Belajar Pengorbanan dan Kesungguhan dari Abdurrahman Bin Auf

Sebagai seorang agent of change dan iron stock, mahasiswa dituntut untuk memenuhi banyak ekspektasi dari berbagai sisi kehidupan perkuliahannya. Tuntutan kehidupan ketika menjadi mahasiswa inilah yang sering sekali menjadikan kebanyakan mahasiswa sekarang berfikir untuk menghindar dan mencari berbagai pembenaran untuk menunda tugas tersebut, salah satu alasan yang paling terkenal mungkin adalah bahwa kebutuhan untuk kesuksesan, hmm mungkin lebih tepatnya kekayaan. Oleh karena itu, tidak ada salahnya belajar dari Abdurrahman bin Auf dalam hal kesungguhan dan pengorbanan dalam berusaha.

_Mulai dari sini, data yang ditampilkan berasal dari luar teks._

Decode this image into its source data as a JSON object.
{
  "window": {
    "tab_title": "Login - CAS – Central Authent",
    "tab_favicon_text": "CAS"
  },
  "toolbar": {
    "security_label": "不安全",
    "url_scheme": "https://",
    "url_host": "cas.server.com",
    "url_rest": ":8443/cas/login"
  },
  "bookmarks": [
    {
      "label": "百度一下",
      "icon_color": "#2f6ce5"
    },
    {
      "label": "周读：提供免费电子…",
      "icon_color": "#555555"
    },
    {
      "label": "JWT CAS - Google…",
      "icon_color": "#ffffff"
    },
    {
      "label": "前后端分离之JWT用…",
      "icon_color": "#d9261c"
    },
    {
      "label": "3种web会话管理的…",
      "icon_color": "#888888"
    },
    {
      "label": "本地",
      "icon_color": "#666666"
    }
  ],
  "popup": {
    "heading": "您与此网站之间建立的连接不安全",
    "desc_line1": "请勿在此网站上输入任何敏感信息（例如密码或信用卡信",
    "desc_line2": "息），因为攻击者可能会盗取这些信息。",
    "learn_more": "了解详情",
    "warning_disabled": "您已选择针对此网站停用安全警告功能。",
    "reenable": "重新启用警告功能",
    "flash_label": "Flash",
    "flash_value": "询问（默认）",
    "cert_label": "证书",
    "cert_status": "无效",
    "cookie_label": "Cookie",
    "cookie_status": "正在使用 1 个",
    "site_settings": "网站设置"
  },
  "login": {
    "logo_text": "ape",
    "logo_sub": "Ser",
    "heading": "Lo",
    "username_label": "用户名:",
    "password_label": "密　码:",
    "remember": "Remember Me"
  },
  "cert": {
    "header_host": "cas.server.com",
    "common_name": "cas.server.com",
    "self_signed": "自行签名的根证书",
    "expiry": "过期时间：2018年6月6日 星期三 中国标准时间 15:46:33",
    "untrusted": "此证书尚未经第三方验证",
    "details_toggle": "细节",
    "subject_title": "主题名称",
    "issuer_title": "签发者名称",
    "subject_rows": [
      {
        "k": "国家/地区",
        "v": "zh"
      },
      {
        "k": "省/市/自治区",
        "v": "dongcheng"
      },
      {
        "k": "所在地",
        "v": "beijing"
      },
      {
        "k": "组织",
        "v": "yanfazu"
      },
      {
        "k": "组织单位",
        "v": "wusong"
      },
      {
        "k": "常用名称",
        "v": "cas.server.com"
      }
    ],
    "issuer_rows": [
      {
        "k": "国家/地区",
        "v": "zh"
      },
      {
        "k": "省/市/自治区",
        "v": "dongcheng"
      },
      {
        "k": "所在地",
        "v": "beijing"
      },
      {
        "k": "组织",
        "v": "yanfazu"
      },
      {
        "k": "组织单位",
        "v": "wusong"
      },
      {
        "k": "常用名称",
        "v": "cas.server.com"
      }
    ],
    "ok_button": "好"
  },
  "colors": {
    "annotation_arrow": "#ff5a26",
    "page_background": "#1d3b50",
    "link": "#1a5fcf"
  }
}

Abdurahman bin Auf terlahir dengan nama Abd Amr, dan ada juga yang mengatakan namanya adalah Abdul Ka'abah. Dilahirkan selang sepuluh tahun setelah tahun Gajah sebagai seorang Bani Zuhrah. Setelah masuk islam, Rasulullah sholallahu alaihi wa salam mengganti namanya dengan Abdurrahman, lengkapnya ialah Abdurrahman bin Auf bin Abdi bin Al Harits bin Zuhrah bin Kilab bin Murrah bin Ka’ab bin Lu’aiy. Kuniyahnya ialah Abu Ahmad. Abdurrahman bin Auf merupakan sepupu dari Sa'ad bin Abi Waqqas dan suami dari saudara seibu Utsman bin Affan, yaitu anak perempuan dari Urwa bint Kariz (ibu Utsman) dengan suami keduanya.
Abdurrahman bin Auf merupakan salah seorang dari delapan orang yang mula-mula masuk Islam dan termasuk kelompok sepuluh orang sahabat yang diberi kabar gembira oleh Rasulullah masuk surga; termasuk enam orang sahabat yang bermusyawarah (sebagai formatur) dalam pemilihan khalifah sesudah Umar bin Khattab r.a.; dan seorang mufti yang dipercayai Rasulullah untuk berfatwa di Madinah selagi beliau masih hidup di tengah-tengah masyarakat kaum muslimin.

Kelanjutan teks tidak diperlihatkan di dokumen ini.